"Who Dat" is the catch phrase or cheer made popular by Saints fans, and its plastered all over New Orleans - and the state of Louisiana, for that matter. It's on banners, billboards, T-shirts, and bumper stickers. And that's the problem. Both the Saints and the National Football League (NFL) claim to own it.
What's "Who Dat?"
Since the 1980's, Saints fans have been chanting and otherwise using the cheer or phrase, "Who dat say dey gonna beat dem Saints." The cheer is often shortened to "Who Dat."
In the late 1980's, the New Orleans Saints filed a trademark with the Louisiana Secretary of State covering both the saying as well as the "fleur de lis," the symbol on the Saints' helmets and uniforms.
In simple terms, a trademark is a special, unique symbol, word, or phrase, sound, mark, or color that sets apart the trademark owner's goods and services from those made or sold by others. Trademarks also help assure consumers about the goods or services. A good example of a trademark is McDonald's "Golden Arches." If you stop at restaurant with this symbol, you can be assured that you're buying food made or prepared by McDonald's.
Only the person or company who owns a trademark may use the trademark, unless the owner gives someone else permission or a "license" to use it. Using a trademark without permission is called infringement. It's illegal, and the person who does it (an "infringer") may have to pay damages to the trademark's owner, including any profits he made through the illegal use.
As you can guess, use of a trademark can mean making, or losing, a lot of money, depending on your end of the deal. If properly licensed, both the owner and the licensee make money on goods bearing the mark. If not, only the infringer makes money, which usually doesn't please the trademark owner.
With the Saints making their first Super Bowl appearance in team history, "Who Dat" gear and memorabilia is popping up everywhere. It led the NFL to send letters to several T-shirt makers in New Orleans who were making and selling T-shirts with "Who Dat" on them. Apparently, some shirts also bore the fleur de lis, and "NFL," and "Super Bowl." (The NFL owns the rights to the words "Super Bowl"). The letters, called "cease and desist" letters in legal jargon, demanded that they stop making and selling the shirts immediately, or else face legal problems.
Of course, the Saints claim to own the "Who Dat" phrase, as do two long-time Saints fans who claim they invented the phrase in the 1960's, before the Saints were in existence. (The Saints team was created in 1966-67).
Why the battle? Most likely, it comes down to money. The NFL doesn't want to miss out on its share of the profits. The Saints, of course, don't want to share their profits with the NFL, and private T-shirt makers and others want to use the phrase and make some money in a hard economy.

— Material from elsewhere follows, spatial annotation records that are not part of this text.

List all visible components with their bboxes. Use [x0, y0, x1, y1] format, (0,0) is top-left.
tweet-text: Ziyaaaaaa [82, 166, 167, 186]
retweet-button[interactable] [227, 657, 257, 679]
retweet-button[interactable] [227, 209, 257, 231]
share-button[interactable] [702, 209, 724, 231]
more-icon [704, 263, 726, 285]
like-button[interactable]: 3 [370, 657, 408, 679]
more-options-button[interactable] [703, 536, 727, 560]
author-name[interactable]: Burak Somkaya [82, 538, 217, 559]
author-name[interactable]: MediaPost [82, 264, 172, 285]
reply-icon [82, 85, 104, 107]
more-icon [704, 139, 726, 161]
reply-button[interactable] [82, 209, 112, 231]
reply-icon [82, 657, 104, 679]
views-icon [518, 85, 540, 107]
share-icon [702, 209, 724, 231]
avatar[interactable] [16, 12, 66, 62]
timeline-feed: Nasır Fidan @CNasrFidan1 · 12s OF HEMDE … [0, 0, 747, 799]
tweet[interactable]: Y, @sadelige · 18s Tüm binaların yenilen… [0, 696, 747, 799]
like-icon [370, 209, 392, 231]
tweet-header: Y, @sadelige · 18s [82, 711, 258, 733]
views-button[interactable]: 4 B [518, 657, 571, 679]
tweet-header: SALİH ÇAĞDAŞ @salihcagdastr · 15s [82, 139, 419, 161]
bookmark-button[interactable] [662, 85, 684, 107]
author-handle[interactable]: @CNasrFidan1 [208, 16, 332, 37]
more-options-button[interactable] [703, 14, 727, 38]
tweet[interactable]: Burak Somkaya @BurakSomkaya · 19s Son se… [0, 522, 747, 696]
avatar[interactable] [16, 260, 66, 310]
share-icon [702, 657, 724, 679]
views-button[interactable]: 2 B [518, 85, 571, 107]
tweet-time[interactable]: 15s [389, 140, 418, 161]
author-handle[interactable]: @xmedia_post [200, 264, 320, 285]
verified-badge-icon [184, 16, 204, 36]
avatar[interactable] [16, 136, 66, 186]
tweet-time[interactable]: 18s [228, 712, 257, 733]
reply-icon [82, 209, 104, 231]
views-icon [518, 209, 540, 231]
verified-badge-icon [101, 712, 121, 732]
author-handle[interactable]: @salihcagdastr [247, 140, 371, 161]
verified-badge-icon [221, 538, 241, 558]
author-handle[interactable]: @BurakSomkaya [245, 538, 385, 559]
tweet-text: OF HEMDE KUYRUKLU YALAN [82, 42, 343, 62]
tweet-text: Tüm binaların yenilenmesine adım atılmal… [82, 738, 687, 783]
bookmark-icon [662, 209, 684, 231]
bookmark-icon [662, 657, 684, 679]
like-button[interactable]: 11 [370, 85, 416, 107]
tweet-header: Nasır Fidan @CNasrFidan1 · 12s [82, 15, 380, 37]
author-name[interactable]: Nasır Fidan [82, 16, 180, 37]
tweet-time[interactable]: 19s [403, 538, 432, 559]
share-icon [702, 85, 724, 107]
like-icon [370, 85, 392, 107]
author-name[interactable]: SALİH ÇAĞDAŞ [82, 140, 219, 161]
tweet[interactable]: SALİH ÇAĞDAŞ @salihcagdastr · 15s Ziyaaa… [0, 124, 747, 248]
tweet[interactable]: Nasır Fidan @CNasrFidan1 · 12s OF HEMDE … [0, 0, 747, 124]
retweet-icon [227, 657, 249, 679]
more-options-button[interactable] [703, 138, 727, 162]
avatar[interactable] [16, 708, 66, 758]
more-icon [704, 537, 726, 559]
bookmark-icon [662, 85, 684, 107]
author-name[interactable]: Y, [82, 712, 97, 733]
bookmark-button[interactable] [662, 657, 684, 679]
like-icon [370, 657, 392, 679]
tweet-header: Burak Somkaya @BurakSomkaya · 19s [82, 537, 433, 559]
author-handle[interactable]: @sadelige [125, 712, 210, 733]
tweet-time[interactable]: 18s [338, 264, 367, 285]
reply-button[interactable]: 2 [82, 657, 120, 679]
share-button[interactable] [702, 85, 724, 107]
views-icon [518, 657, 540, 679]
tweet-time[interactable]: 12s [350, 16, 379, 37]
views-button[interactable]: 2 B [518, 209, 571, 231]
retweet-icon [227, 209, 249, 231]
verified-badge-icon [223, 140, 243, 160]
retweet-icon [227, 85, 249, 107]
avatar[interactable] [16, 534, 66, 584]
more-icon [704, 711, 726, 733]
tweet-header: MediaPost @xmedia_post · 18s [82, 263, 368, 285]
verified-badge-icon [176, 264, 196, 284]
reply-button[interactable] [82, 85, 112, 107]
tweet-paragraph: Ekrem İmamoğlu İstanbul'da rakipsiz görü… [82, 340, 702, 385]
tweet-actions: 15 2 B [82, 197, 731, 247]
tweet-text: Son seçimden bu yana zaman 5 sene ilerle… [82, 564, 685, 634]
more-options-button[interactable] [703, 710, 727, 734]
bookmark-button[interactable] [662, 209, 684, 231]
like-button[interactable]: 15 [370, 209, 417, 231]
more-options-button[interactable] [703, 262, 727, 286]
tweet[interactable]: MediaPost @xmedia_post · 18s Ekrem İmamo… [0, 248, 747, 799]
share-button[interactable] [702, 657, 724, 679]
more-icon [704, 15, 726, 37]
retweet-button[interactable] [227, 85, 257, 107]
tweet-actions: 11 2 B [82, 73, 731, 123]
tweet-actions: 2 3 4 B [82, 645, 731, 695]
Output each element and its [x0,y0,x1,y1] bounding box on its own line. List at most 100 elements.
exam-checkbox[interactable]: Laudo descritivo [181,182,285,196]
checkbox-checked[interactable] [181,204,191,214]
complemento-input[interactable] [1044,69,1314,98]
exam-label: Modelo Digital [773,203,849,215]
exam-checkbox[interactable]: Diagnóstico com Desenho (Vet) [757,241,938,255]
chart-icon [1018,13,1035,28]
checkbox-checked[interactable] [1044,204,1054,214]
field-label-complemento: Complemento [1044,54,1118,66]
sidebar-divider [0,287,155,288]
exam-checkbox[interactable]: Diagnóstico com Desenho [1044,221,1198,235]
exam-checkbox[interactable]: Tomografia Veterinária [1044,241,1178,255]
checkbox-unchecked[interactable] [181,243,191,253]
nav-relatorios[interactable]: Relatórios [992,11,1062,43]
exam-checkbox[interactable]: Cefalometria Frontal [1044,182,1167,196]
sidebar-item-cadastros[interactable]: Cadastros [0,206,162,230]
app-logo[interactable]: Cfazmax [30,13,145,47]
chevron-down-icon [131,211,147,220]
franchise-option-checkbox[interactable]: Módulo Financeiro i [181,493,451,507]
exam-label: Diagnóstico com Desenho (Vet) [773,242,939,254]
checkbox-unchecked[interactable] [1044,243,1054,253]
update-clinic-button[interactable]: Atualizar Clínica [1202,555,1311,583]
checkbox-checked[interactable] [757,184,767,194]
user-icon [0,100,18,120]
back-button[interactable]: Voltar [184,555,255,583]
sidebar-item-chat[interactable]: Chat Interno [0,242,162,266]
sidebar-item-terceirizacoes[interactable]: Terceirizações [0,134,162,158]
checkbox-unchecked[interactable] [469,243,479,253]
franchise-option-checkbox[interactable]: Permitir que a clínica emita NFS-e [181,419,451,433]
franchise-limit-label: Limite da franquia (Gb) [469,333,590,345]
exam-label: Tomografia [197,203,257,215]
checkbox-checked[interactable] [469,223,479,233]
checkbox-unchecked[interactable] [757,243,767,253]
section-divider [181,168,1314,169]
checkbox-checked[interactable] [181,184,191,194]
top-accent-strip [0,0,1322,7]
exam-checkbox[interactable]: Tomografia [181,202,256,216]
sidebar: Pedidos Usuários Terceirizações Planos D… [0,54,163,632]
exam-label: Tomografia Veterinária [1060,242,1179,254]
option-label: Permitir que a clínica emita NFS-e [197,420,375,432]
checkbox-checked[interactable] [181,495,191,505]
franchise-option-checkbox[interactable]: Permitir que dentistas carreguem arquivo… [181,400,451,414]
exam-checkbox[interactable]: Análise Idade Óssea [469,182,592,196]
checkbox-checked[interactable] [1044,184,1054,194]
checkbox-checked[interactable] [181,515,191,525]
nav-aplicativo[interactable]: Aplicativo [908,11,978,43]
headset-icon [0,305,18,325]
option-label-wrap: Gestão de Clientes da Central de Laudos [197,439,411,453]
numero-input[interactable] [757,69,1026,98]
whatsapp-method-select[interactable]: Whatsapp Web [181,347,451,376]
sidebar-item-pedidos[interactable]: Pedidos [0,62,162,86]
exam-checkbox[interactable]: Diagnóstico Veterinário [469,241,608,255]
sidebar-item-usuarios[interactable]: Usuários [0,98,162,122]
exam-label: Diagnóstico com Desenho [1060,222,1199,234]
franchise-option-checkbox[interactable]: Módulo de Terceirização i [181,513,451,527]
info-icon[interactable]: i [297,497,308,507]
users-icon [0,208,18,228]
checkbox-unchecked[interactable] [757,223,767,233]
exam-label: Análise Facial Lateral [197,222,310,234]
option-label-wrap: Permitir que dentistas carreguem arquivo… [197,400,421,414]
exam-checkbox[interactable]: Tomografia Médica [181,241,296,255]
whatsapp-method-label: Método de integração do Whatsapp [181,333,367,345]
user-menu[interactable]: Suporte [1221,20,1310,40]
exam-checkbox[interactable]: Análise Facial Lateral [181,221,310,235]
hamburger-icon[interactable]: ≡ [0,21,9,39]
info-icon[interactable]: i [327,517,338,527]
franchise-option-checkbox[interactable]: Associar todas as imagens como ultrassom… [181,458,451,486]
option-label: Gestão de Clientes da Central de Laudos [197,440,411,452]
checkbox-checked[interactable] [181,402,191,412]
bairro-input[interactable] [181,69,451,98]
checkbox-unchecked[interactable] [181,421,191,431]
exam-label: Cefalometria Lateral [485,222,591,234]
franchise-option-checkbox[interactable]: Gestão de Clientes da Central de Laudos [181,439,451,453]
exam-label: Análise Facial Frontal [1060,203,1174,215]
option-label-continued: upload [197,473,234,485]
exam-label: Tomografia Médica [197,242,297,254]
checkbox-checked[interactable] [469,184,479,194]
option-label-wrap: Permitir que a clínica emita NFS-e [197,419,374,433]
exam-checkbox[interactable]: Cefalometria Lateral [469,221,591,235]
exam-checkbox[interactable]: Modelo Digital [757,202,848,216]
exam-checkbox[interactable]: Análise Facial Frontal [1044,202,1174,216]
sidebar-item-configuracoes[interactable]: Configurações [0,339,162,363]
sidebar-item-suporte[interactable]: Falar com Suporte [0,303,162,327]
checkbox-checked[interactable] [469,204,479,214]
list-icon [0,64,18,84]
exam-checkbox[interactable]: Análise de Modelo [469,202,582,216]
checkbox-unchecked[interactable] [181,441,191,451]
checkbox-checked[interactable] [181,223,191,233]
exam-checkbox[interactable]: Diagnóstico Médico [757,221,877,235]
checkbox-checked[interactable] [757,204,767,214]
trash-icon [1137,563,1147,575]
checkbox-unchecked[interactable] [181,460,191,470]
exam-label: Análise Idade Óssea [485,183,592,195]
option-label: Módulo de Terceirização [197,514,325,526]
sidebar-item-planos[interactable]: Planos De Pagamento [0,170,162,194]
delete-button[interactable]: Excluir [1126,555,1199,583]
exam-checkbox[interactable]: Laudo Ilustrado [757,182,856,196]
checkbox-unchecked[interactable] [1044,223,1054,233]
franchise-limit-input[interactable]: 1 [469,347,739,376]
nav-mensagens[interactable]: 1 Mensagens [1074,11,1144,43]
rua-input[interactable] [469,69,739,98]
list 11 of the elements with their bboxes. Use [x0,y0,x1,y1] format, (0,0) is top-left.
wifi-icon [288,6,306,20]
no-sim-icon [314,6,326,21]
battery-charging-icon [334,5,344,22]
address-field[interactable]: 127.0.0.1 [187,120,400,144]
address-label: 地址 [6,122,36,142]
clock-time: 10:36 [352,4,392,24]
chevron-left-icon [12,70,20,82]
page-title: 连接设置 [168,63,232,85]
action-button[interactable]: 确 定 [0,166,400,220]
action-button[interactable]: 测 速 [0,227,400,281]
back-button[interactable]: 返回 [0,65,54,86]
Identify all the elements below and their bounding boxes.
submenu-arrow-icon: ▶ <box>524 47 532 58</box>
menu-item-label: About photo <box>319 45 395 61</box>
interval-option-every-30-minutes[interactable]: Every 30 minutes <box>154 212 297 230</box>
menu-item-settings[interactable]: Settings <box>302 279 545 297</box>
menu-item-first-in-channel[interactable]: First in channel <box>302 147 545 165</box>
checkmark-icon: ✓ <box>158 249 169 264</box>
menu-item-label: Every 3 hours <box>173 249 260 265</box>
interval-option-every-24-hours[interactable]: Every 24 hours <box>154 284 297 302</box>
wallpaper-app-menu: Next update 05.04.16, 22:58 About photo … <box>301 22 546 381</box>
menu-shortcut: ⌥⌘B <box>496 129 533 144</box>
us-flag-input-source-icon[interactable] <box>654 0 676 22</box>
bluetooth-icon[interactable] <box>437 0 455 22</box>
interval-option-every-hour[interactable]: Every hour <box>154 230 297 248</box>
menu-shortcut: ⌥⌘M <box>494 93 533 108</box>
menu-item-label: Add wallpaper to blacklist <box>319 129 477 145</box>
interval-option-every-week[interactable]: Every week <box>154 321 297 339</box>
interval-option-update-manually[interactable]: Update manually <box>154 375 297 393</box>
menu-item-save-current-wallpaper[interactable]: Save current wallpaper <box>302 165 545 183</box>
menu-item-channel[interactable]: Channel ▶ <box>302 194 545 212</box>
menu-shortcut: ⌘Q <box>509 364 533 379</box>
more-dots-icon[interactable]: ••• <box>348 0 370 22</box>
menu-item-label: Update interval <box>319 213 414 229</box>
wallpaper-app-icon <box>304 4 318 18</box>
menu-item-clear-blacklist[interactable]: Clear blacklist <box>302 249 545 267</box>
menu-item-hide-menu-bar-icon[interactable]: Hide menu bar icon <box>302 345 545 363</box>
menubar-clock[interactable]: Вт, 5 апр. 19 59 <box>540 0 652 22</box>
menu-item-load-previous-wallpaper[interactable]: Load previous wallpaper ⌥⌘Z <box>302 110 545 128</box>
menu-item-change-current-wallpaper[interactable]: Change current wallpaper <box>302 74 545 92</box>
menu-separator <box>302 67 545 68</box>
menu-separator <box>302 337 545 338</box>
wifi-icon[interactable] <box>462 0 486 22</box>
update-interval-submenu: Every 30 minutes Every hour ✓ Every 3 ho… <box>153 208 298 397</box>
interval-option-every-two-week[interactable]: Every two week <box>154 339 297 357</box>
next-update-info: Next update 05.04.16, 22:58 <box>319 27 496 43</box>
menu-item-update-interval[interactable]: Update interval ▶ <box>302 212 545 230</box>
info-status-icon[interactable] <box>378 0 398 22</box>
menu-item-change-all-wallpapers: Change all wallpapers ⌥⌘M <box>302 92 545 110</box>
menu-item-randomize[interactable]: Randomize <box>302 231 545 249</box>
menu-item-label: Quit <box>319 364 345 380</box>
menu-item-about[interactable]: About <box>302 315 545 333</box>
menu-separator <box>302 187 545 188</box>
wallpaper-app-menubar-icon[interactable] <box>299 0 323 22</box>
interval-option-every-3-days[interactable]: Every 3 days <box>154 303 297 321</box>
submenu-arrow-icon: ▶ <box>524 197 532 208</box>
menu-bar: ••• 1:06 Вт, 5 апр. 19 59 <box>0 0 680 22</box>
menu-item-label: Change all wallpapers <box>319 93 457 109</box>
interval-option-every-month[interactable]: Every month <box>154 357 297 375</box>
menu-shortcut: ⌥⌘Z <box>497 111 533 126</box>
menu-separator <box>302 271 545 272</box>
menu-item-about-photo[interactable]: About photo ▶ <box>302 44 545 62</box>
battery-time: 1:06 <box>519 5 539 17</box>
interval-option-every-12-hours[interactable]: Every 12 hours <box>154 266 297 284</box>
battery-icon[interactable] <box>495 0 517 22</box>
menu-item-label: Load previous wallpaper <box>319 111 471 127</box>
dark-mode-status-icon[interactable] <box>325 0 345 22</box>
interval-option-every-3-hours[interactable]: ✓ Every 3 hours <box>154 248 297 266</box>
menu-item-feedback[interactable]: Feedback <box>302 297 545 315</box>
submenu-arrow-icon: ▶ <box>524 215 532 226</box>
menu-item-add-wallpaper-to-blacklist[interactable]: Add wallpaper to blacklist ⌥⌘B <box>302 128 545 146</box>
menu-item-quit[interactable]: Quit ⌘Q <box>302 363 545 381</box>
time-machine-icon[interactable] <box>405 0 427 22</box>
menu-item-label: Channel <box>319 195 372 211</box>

The NFL and the Saints apparently ended the battle peacefully. According to James "Buddy" Caldwell, Louisiana's Attorney General, the NFL has dropped its claim to "Who Dat." In addition, the NFL will object only to T-shirts and things marketed or presented as "official" Saints or NFL products. In other words, shirts that are black and gold and say "Who Dat" can be sold so long as they don't purport to be Saints or NFL licensed "gear" and don't include the fleur de lis or NFL. If they do, they're counterfeit and illegal.
Questions For Your Attorney
- Can I get in trouble if I buy a T-shirt with "NFL" or the fleur de lis on it, but it doesn't have a tag stating that it's "officially licensed by the NFL?" Should I report the seller? With whom do I file a report?
- Do I need a license or permit to stand outside the stadium and sell T-shirts to fans and passersby?
- Can I use the phrase "Who Dat" on something completely unrelated to football to football and the Saints, such as the name of pub and grill?